Senyum tipis di wajah putih Kumala makin mengembang seperti adonan roti dalam oven pemanggang. Mata bulat berbulu lentik itu berbinar penuh. Ia membalikkan badan pelan, menyapa pengunjung, lantas kembali menghadapkan badan pada Elaksi. Gerakan pelan nan anggun itu sejenak membius semua mata menatap kagum pada Kumala. Sesuatu yang tak ada dan pernah bisa dilakukan Elaksi.
“Elaksi?” sapa Kumala, terdengar akrab.
“Ya?” Elaksi mengangkat alis. Sikap siaganya kembali ia tunjukkan. Elaksi merapatkan kedua tumitnya, dan berdiri dalam posisi siap menerima perintah.
“Ada Pendar dan Ibunya di balkon sana,” sambung Kumala lembut, mengangkat jemari bercat merah setinggi dagunya yang lalu menyisakan satu telunjuk ke arah balkon yang kini terselimuti kabut tipis.
Mata Elaksi mengikuti arah telunjuk itu. Dan, bak seorang mentalis menjentikkan jari sebagai anchor pemantik alam bawah sadar, perut Elaksi seketika bergejolak mendengar nama itu disebut. Jantungnya berdebar karuan tampa diperintah. Elaksi menelan ludah, berusaha keras membujuk dirinya untuk tenang. Disaat yang sama, kelenjer keringat bersekongkol menyemburkan keringat dingin di sekucur kulit tubuhnya.
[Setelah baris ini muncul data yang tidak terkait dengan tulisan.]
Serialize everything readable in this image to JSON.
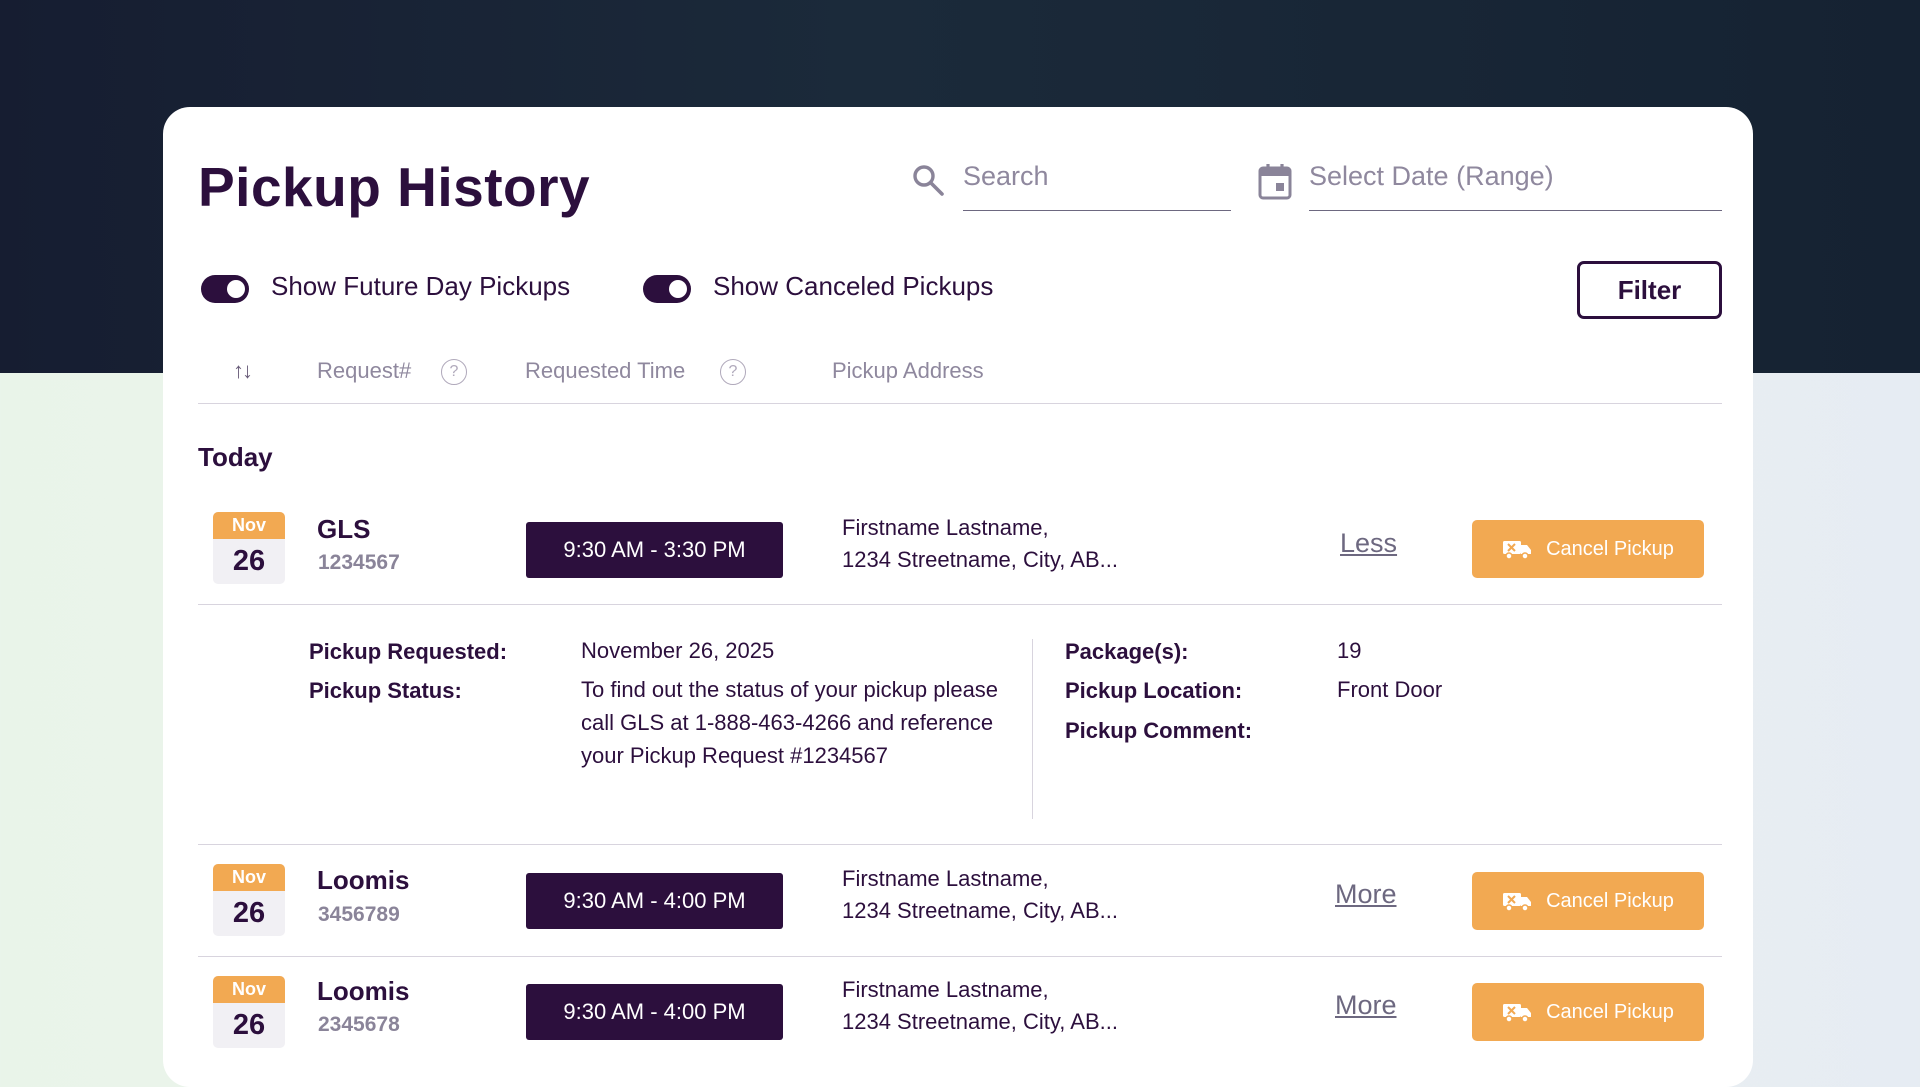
{
  "page": {
    "title": "Pickup History"
  },
  "search": {
    "placeholder": "Search",
    "icon": "search-icon"
  },
  "date_range": {
    "placeholder": "Select Date (Range)",
    "icon": "calendar-icon"
  },
  "toggles": {
    "future": {
      "label": "Show Future Day Pickups",
      "on": true
    },
    "canceled": {
      "label": "Show Canceled Pickups",
      "on": true
    }
  },
  "filter_label": "Filter",
  "columns": {
    "sort_glyph": "↑↓",
    "request": "Request#",
    "requested_time": "Requested Time",
    "pickup_address": "Pickup Address",
    "help_glyph": "?"
  },
  "section": {
    "today": "Today"
  },
  "rows": [
    {
      "month": "Nov",
      "day": "26",
      "carrier": "GLS",
      "request_number": "1234567",
      "time": "9:30 AM - 3:30 PM",
      "address_line1": "Firstname Lastname,",
      "address_line2": "1234 Streetname, City, AB...",
      "toggle_label": "Less",
      "cancel_label": "Cancel Pickup"
    },
    {
      "month": "Nov",
      "day": "26",
      "carrier": "Loomis",
      "request_number": "3456789",
      "time": "9:30 AM - 4:00 PM",
      "address_line1": "Firstname Lastname,",
      "address_line2": "1234 Streetname, City, AB...",
      "toggle_label": "More",
      "cancel_label": "Cancel Pickup"
    },
    {
      "month": "Nov",
      "day": "26",
      "carrier": "Loomis",
      "request_number": "2345678",
      "time": "9:30 AM - 4:00 PM",
      "address_line1": "Firstname Lastname,",
      "address_line2": "1234 Streetname, City, AB...",
      "toggle_label": "More",
      "cancel_label": "Cancel Pickup"
    }
  ],
  "details": {
    "pickup_requested_label": "Pickup Requested:",
    "pickup_requested_value": "November 26, 2025",
    "pickup_status_label": "Pickup Status:",
    "pickup_status_value": "To find out the status of your pickup please call GLS at 1-888-463-4266 and reference your Pickup Request #1234567",
    "packages_label": "Package(s):",
    "packages_value": "19",
    "location_label": "Pickup Location:",
    "location_value": "Front Door",
    "comment_label": "Pickup Comment:"
  },
  "colors": {
    "primary": "#2c0f3d",
    "accent": "#f2a952",
    "muted": "#8f889e",
    "header_band": "#1b2a3a"
  }
}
Bulir-bulir cair itu meleleh dari keningnya, menuruni hidungnya, hingga berakhir di dagu lacipnya. Elaksi terlambat mencegah bulir itu jatuh ke lantai. Selembar tisu dalam genggamannya hancur lumat. Belum apa-apa dibandingkan hancurnya sekerat hatinya.
Di beranda luar, lelaki berkaos abu-abu menatap Elaksi lekat. Matanya berbicara pada Elaksi, tapi sayangnya tak sebaris pun sanggup diterjemahkan oleh gadis itu. Elaksi membuang pandang. Ia kembali berkutat dengan keraguan yang menggunung dalam dirinya. Kakinya kaku seakan tertanam. Tubuhnya lemas seolah tak bertulang. Ingin sekali ia melorot ke pinggang bumi lantas lenyap. Namun sayang itu tak pernah terjadi.
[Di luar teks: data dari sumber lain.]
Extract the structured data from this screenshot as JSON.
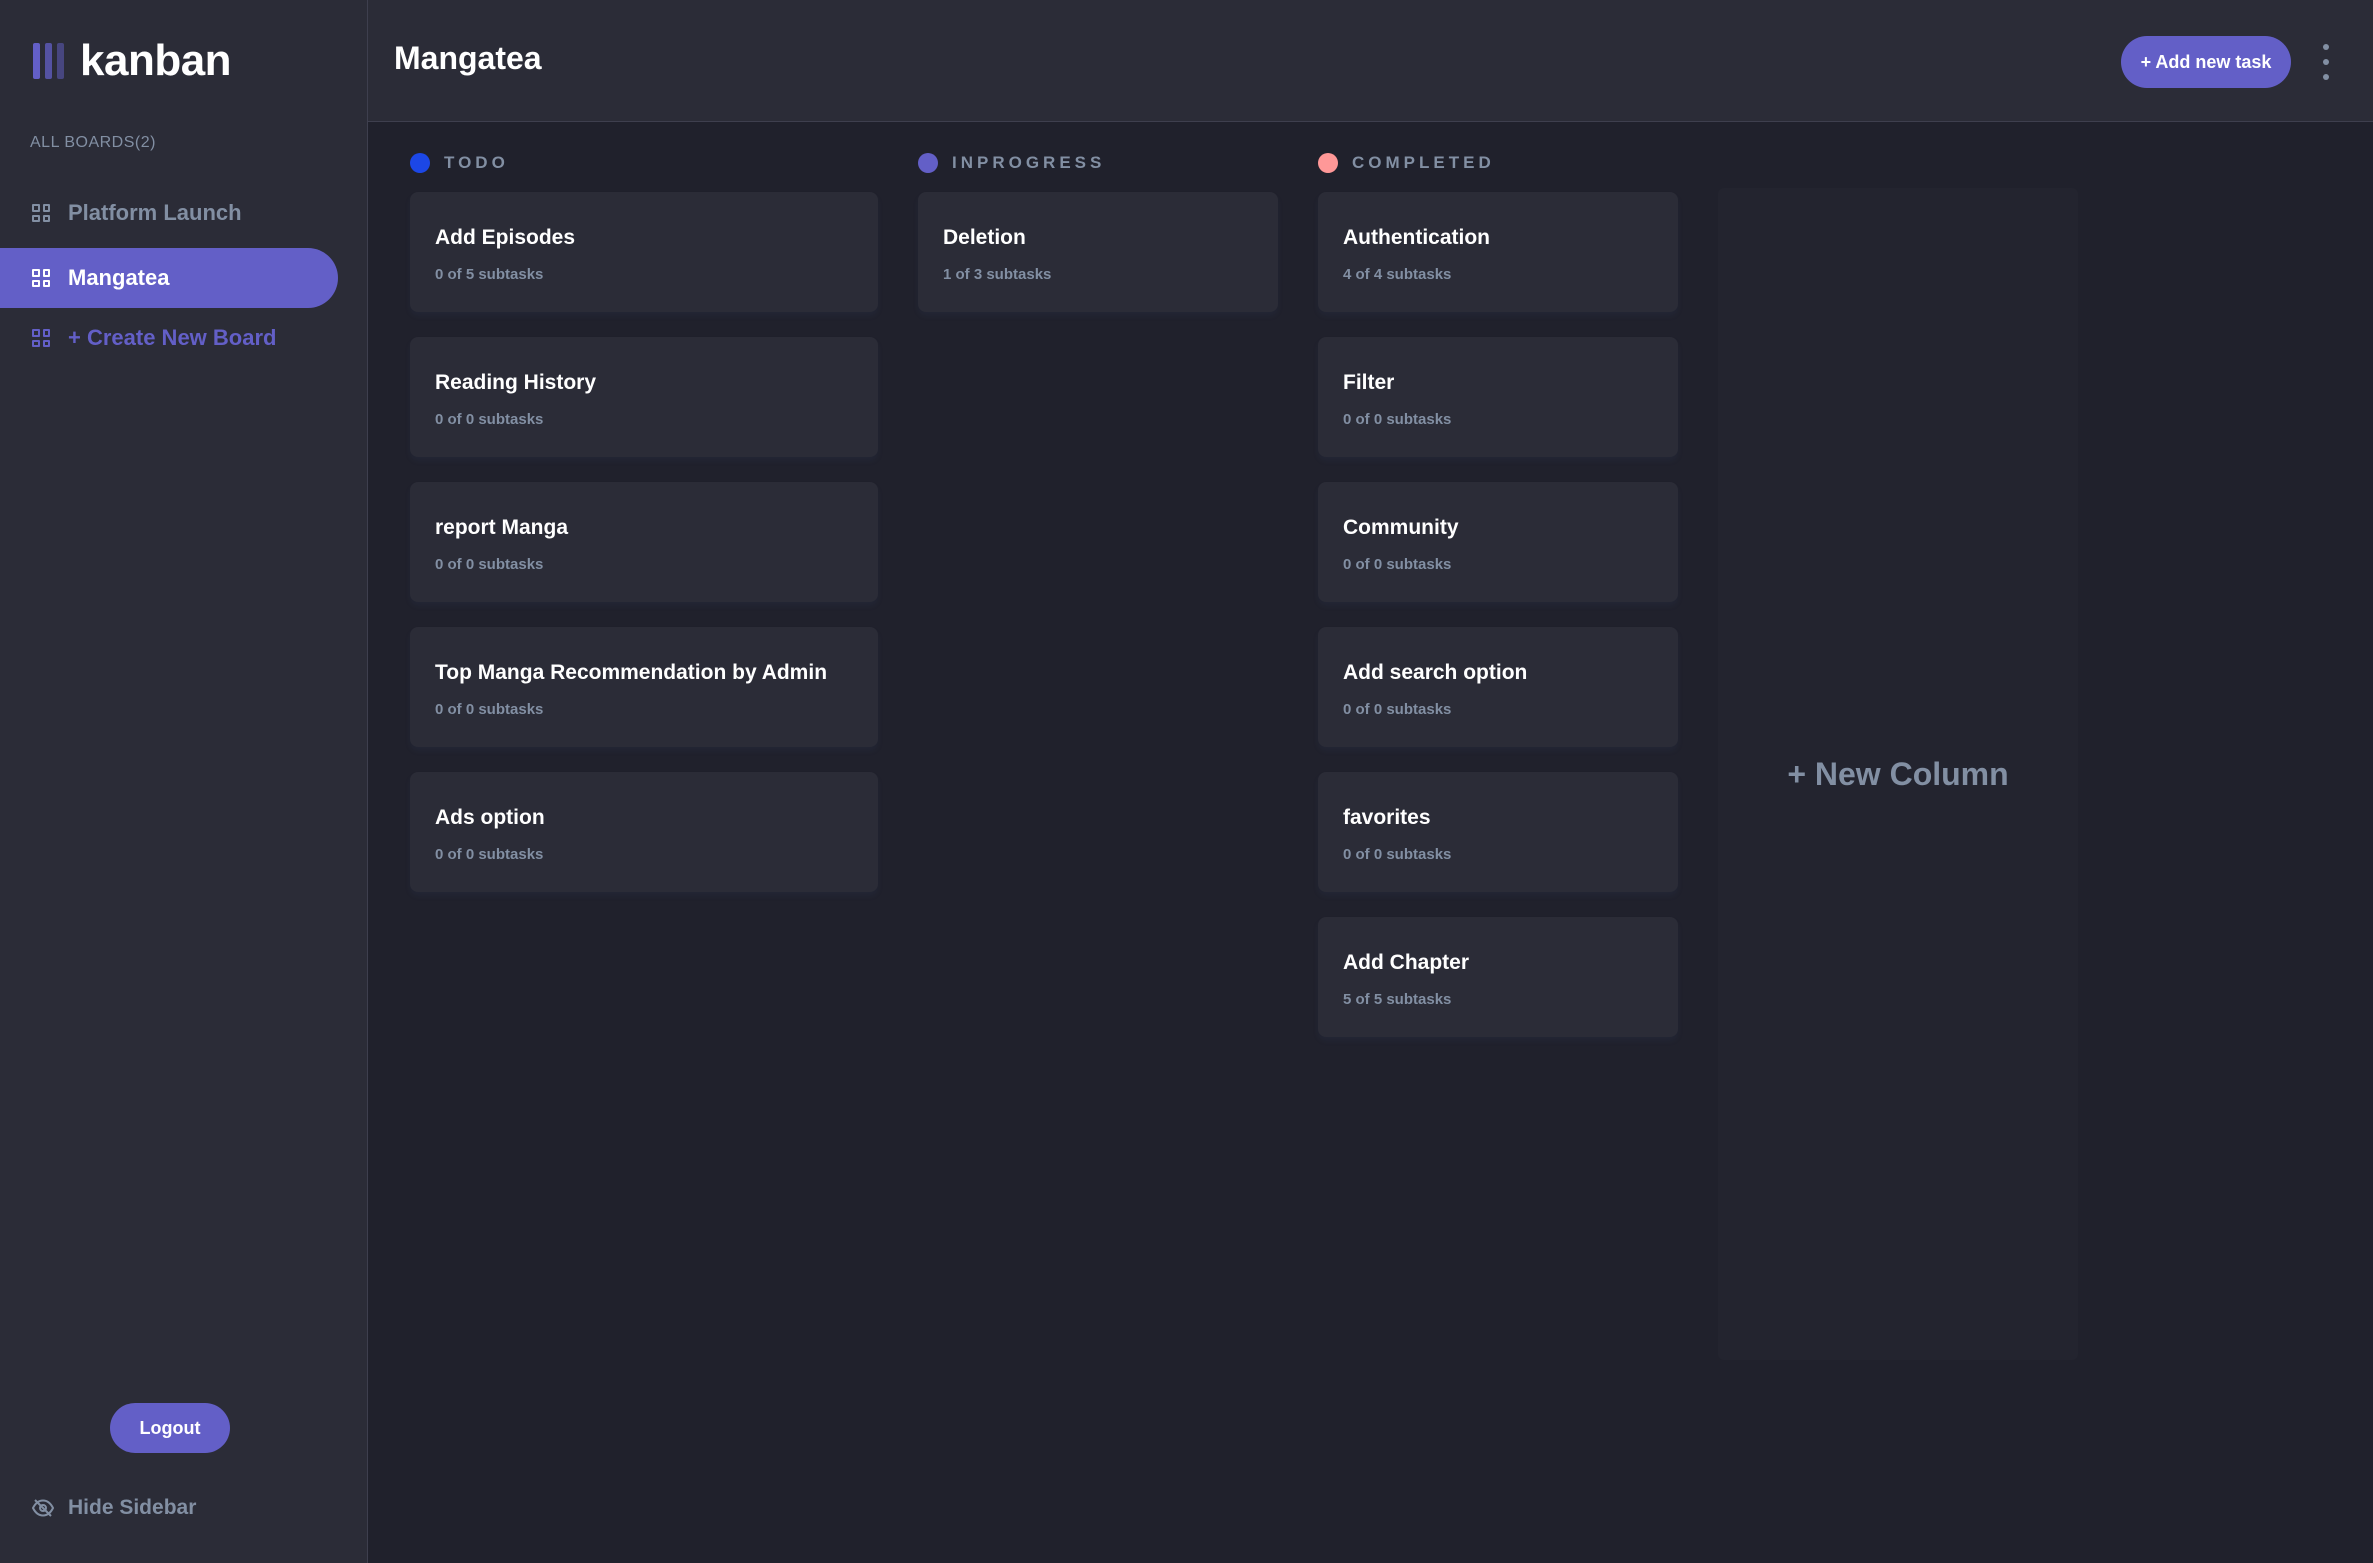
{
  "app": {
    "logo_text": "kanban"
  },
  "sidebar": {
    "heading": "ALL BOARDS(2)",
    "boards": [
      {
        "label": "Platform Launch",
        "active": false
      },
      {
        "label": "Mangatea",
        "active": true
      }
    ],
    "create_label": "+ Create New Board",
    "logout_label": "Logout",
    "hide_label": "Hide Sidebar"
  },
  "header": {
    "title": "Mangatea",
    "add_task_label": "+ Add new task"
  },
  "columns": [
    {
      "name": "TODO",
      "color": "#1c47e6",
      "tasks": [
        {
          "title": "Add Episodes",
          "subtasks": "0 of 5 subtasks"
        },
        {
          "title": "Reading History",
          "subtasks": "0 of 0 subtasks"
        },
        {
          "title": "report Manga",
          "subtasks": "0 of 0 subtasks"
        },
        {
          "title": "Top Manga Recommendation by Admin",
          "subtasks": "0 of 0 subtasks"
        },
        {
          "title": "Ads option",
          "subtasks": "0 of 0 subtasks"
        }
      ]
    },
    {
      "name": "INPROGRESS",
      "color": "#635fc7",
      "tasks": [
        {
          "title": "Deletion",
          "subtasks": "1 of 3 subtasks"
        }
      ]
    },
    {
      "name": "COMPLETED",
      "color": "#ff9898",
      "tasks": [
        {
          "title": "Authentication",
          "subtasks": "4 of 4 subtasks"
        },
        {
          "title": "Filter",
          "subtasks": "0 of 0 subtasks"
        },
        {
          "title": "Community",
          "subtasks": "0 of 0 subtasks"
        },
        {
          "title": "Add search option",
          "subtasks": "0 of 0 subtasks"
        },
        {
          "title": "favorites",
          "subtasks": "0 of 0 subtasks"
        },
        {
          "title": "Add Chapter",
          "subtasks": "5 of 5 subtasks"
        }
      ]
    }
  ],
  "new_column_label": "+ New Column",
  "theme": {
    "accent": "#635fc7",
    "background": "#20212c",
    "panel": "#2b2c37",
    "muted_text": "#828fa3"
  }
}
“Kupastikan, kau akan mengingat kejadian hari ini seumur hidupmu, Elaksi sayang!” ancam Kumala, memasangkan biji kancing hijau lumut di leher Elaksi, berdiri membelakangi kamera.
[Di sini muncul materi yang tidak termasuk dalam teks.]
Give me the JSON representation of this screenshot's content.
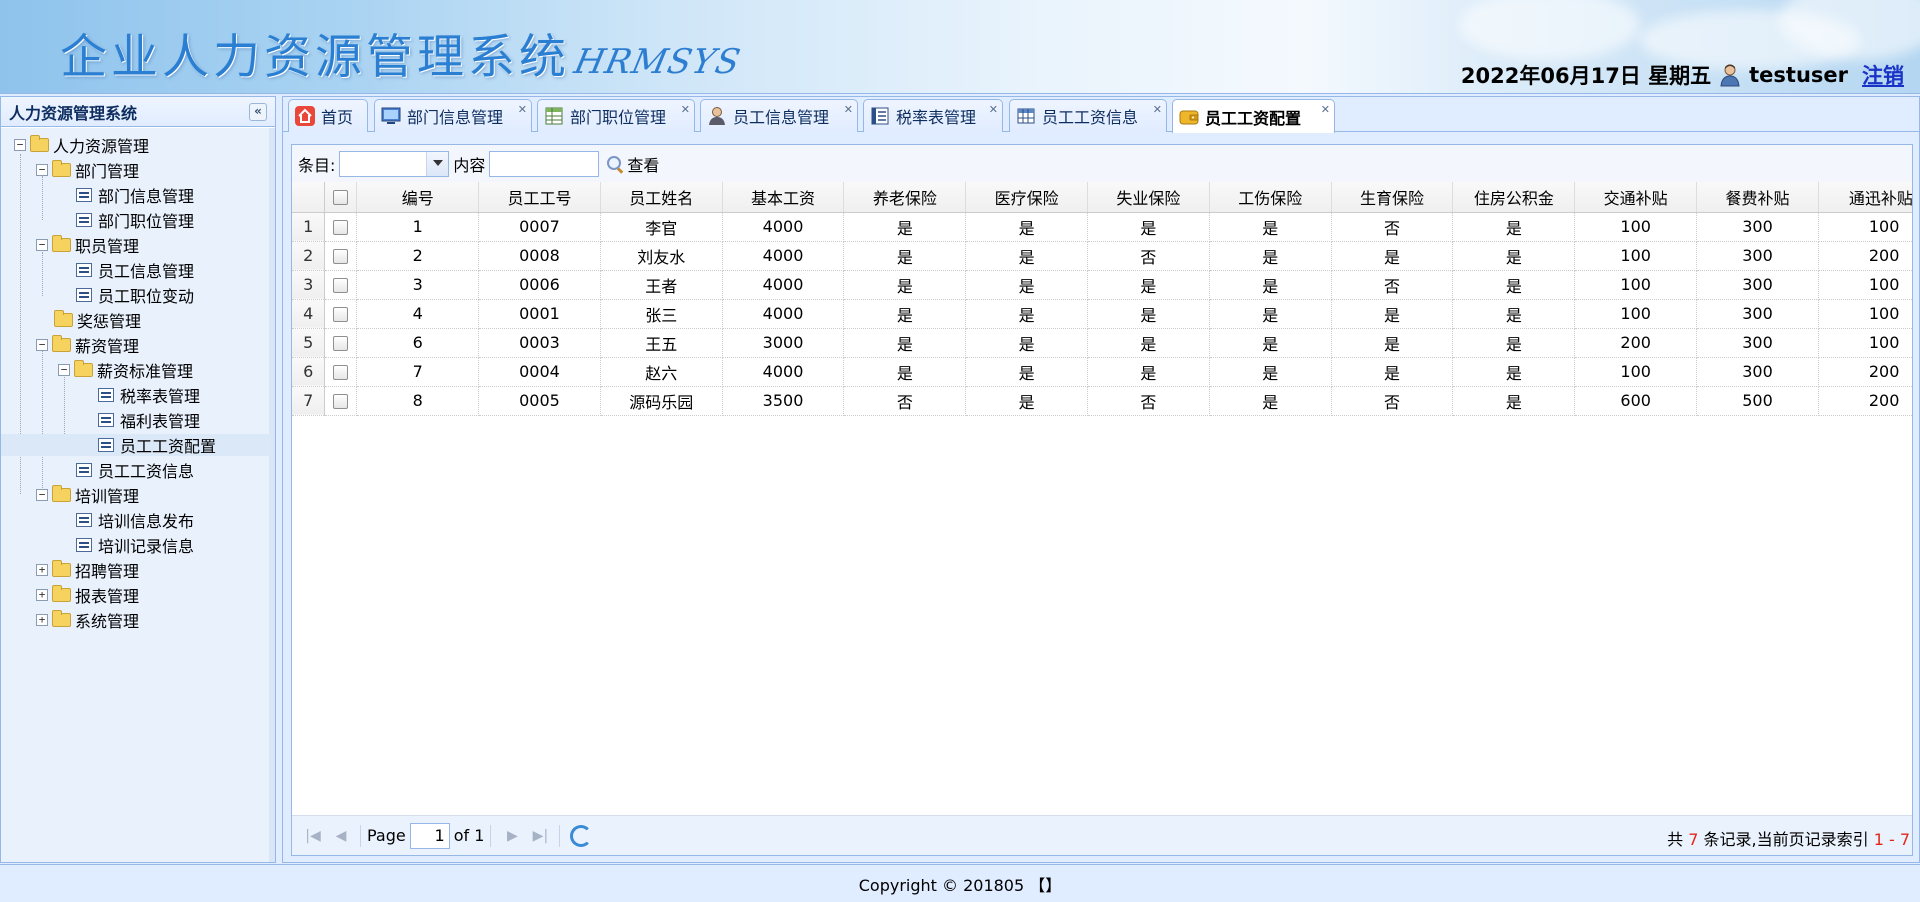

“Kau mengancamku?” sahut Elaksi terbata, setelah susah payah melepaskan bongkahan udara padat dari paru-parunya.
“Ohh sayang, jangan pasang wajah jelekmu itu. Ingat, semua mata sedang tertuju padamu. Tersenyumlah!” bisik Kumala menyeka keringat di dahi Elaksi lalu menjauh.
“Mala?!” panggil Elaksi terhenti.
Kumala kembali mendekat dengan bibir tak lepas dari senyuman. Di bawah sinar lampu hias di langit ruangan, gadis berperawakan tinggi itu memain-mainkan permata yang menggantung di rantai kalungnya.
“Kenapa, Elaksi? Kamu gak bisa masak, ya?” balas Kumala mendongakkan wajah ke hadapan Elaksi, mencoba tampak jenaka.
“Mala, sebenarnya aku...,” ujar Elaksi terpotong.
“Kau menyembunyikan sesuatu? Atau kau takut, dan ingin mundur saja?” potong Kumala menolak mendengar penjelasan sepupunya itu.
Mulut Elaksi terkunci meski luapan kata-kata di balik bibirnya meledak-ledak hendak dimuntahkan. Ia telan kembali semua kata lalu membiarkan mereka berenang-renang dalam perutnya.
“Terlambat, Elaksi!” timpal Kumala, dingin.